The single crib tests were carried out by University of Liège in 2018, using 9 layers of wood sticks (Norway spruce) with cross-sectional dimension 30mm x 35mm, and 120mm stick-to-stick spacing, below a ceiling at height 2.8m (Figure 1). With availability of detailed experimental data, a posteriori simulations were carried out at two levels of model complexity: individual wood sticks and via a simplified ‘chessboard’ representation, having object sizes about 10 times larger (Figure 2). With central ignition, a roughly linear spread converts to the well known “t-squared” fire growth rate, an effect reproduced spatially by both models. However, by enforcing a common heat release profile on each element post-ignition it is found that the evolution of the total heat release rate is a poor match to the experiment, and a progressive reduction of heat release rate per unit area is required to replicate the test (a change which is counter-intuitive but may reflect the conditions in the experiment).

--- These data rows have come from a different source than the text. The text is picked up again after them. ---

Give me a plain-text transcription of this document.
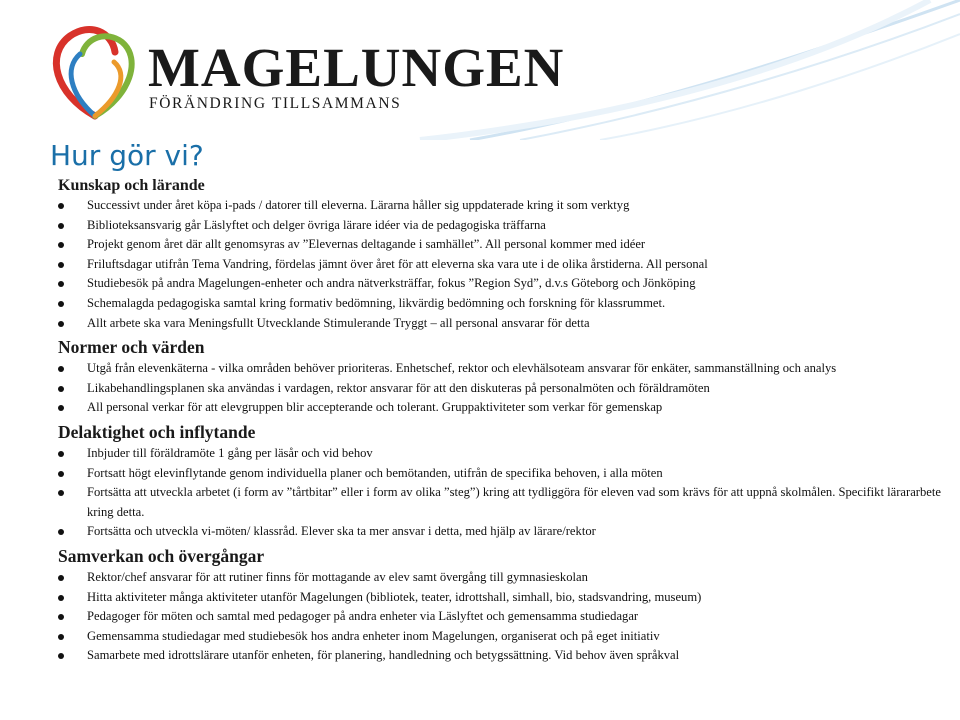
MAGELUNGEN
FÖRÄNDRING TILLSAMMANS
Hur gör vi?
Kunskap och lärande
Successivt under året köpa i-pads / datorer till eleverna. Lärarna håller sig uppdaterade kring it som verktyg
Biblioteksansvarig går Läslyftet och delger övriga lärare idéer via de pedagogiska träffarna
Projekt genom året där allt genomsyras av ”Elevernas deltagande i samhället”. All personal kommer med idéer
Friluftsdagar utifrån Tema Vandring, fördelas jämnt över året för att eleverna ska vara ute i de olika årstiderna. All personal
Studiebesök på andra Magelungen-enheter och andra nätverksträffar, fokus ”Region Syd”, d.v.s Göteborg och Jönköping
Schemalagda pedagogiska samtal kring formativ bedömning, likvärdig bedömning och forskning för klassrummet.
Allt arbete ska vara Meningsfullt Utvecklande Stimulerande Tryggt – all personal ansvarar för detta
Normer och värden
Utgå från elevenkäterna - vilka områden behöver prioriteras. Enhetschef, rektor och elevhälsoteam ansvarar för enkäter, sammanställning och analys
Likabehandlingsplanen ska användas i vardagen, rektor ansvarar för att den diskuteras på personalmöten och föräldramöten
All personal verkar för att elevgruppen blir accepterande och tolerant. Gruppaktiviteter som verkar för gemenskap
Delaktighet och inflytande
Inbjuder till föräldramöte 1 gång per läsår och vid behov
Fortsatt högt elevinflytande genom individuella planer och bemötanden, utifrån de specifika behoven, i alla möten
Fortsätta att utveckla arbetet (i form av ”tårtbitar” eller i form av olika ”steg”) kring att tydliggöra för eleven vad som krävs för att uppnå skolmålen. Specifikt lärararbete kring detta.
Fortsätta och utveckla vi-möten/ klassråd. Elever ska ta mer ansvar i detta, med hjälp av lärare/rektor
Samverkan och övergångar
Rektor/chef ansvarar för att rutiner finns för mottagande av elev samt övergång till gymnasieskolan
Hitta aktiviteter många aktiviteter utanför Magelungen (bibliotek, teater, idrottshall, simhall, bio, stadsvandring, museum)
Pedagoger för möten och samtal med pedagoger på andra enheter via Läslyftet och gemensamma studiedagar
Gemensamma studiedagar med studiebesök hos andra enheter inom Magelungen, organiserat och på eget initiativ
Samarbete med idrottslärare utanför enheten, för planering, handledning och betygssättning. Vid behov även språkval
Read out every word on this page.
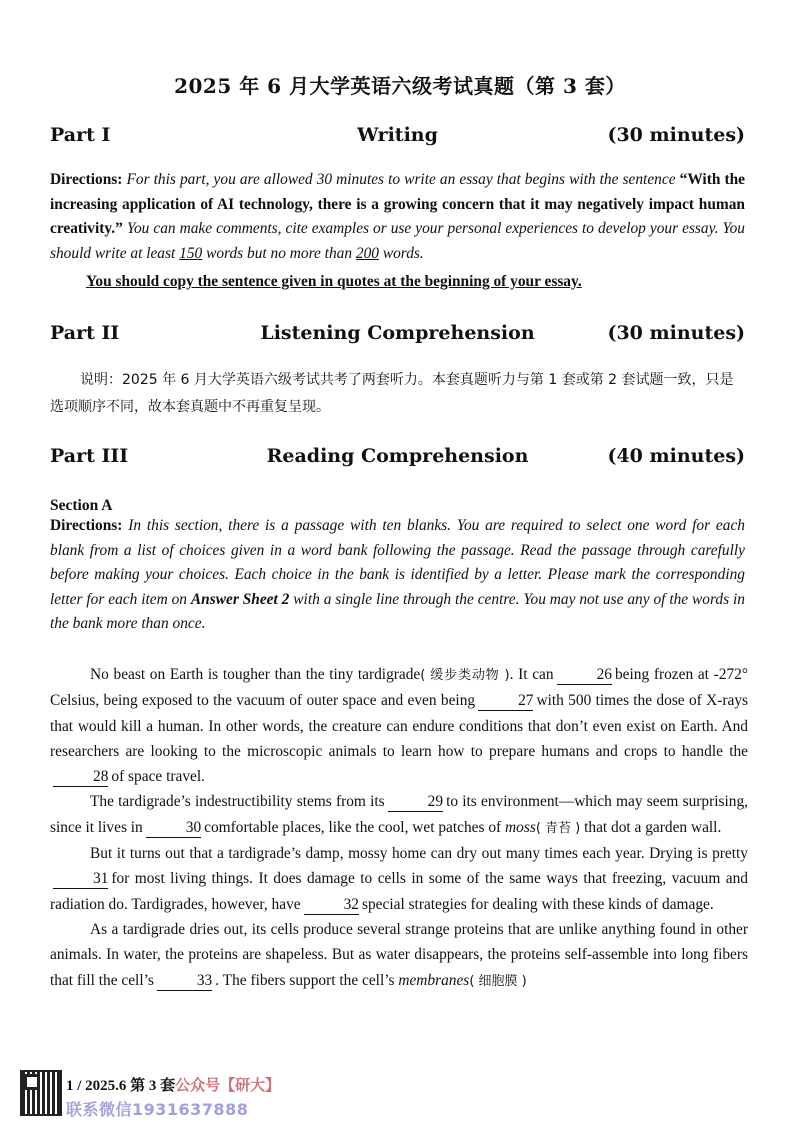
2025 年 6 月大学英语六级考试真题（第 3 套）
Writing
Part I	(30 minutes)
Directions: For this part, you are allowed 30 minutes to write an essay that begins with the sentence “With the increasing application of AI technology, there is a growing concern that it may negatively impact human creativity.” You can make comments, cite examples or use your personal experiences to develop your essay. You should write at least 150 words but no more than 200 words.
You should copy the sentence given in quotes at the beginning of your essay.
Listening Comprehension
Part II	(30 minutes)
说明：2025 年 6 月大学英语六级考试共考了两套听力。本套真题听力与第 1 套或第 2 套试题一致，只是选项顺序不同，故本套真题中不再重复呈现。
Reading Comprehension
Part III	(40 minutes)
Section A
Directions: In this section, there is a passage with ten blanks. You are required to select one word for each blank from a list of choices given in a word bank following the passage. Read the passage through carefully before making your choices. Each choice in the bank is identified by a letter. Please mark the corresponding letter for each item on Answer Sheet 2 with a single line through the centre. You may not use any of the words in the bank more than once.

No beast on Earth is tougher than the tiny tardigrade( 缓步类动物 ). It can	26 being frozen at -272° Celsius, being exposed to the vacuum of outer space and even being	27 with 500 times the dose of X-rays that would kill a human. In other words, the creature can endure conditions that don’t even exist on Earth. And researchers are looking to the microscopic animals to learn how to prepare humans and crops to handle the28 of space travel.

The tardigrade’s indestructibility stems from its	29 to its environment—which may seem surprising, since it lives in	30 comfortable places, like the cool, wet patches of moss( 青苔 ) that dot a garden wall.

But it turns out that a tardigrade’s damp, mossy home can dry out many times each year. Drying is pretty31 for most living things. It does damage to cells in some of the same ways that freezing, vacuum and radiation do. Tardigrades, however, have	32 special strategies for dealing with these kinds of damage.

As a tardigrade dries out, its cells produce several strange proteins that are unlike anything found in other animals. In water, the proteins are shapeless. But as water disappears, the proteins self-assemble into long fibers that fill the cell’s	33 . The fibers support the cell’s membranes( 细胞膜 )

1 / 2025.6 第 3 套公众号【研大】
联系微信1931637888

The calibrated ‘chessboard’ model is then applied to a priori modelling of fire spread in a series of three tests in a large compartment of 15 x 9 x 2.8m (Figure 3), with some success. This exercise will ultimately reveal the potential for prediction of travelling fire behaviours in such large-scale experiments, and assist in establishing the links between various design parameters (e.g. ventilation, fire load density, ceiling height, etc.) and their impact on structural response.

[1] X. Dai, S. Welch, and A. Usmani, “A critical review of ‘travelling fire’ scenarios for performance-based structural engineering,” Fire Safety Journal, vol. 91, pp. 568–578, 2017.
[2] K. McGrattan, S. Hostikka, R. McDermott, J. Floyd, C. Weinschenk, and K. Overholt, Fire Dynamics Simulator User’s Guide, Sixth Edit. National Institute of Standards and Technology (NIST), 2017.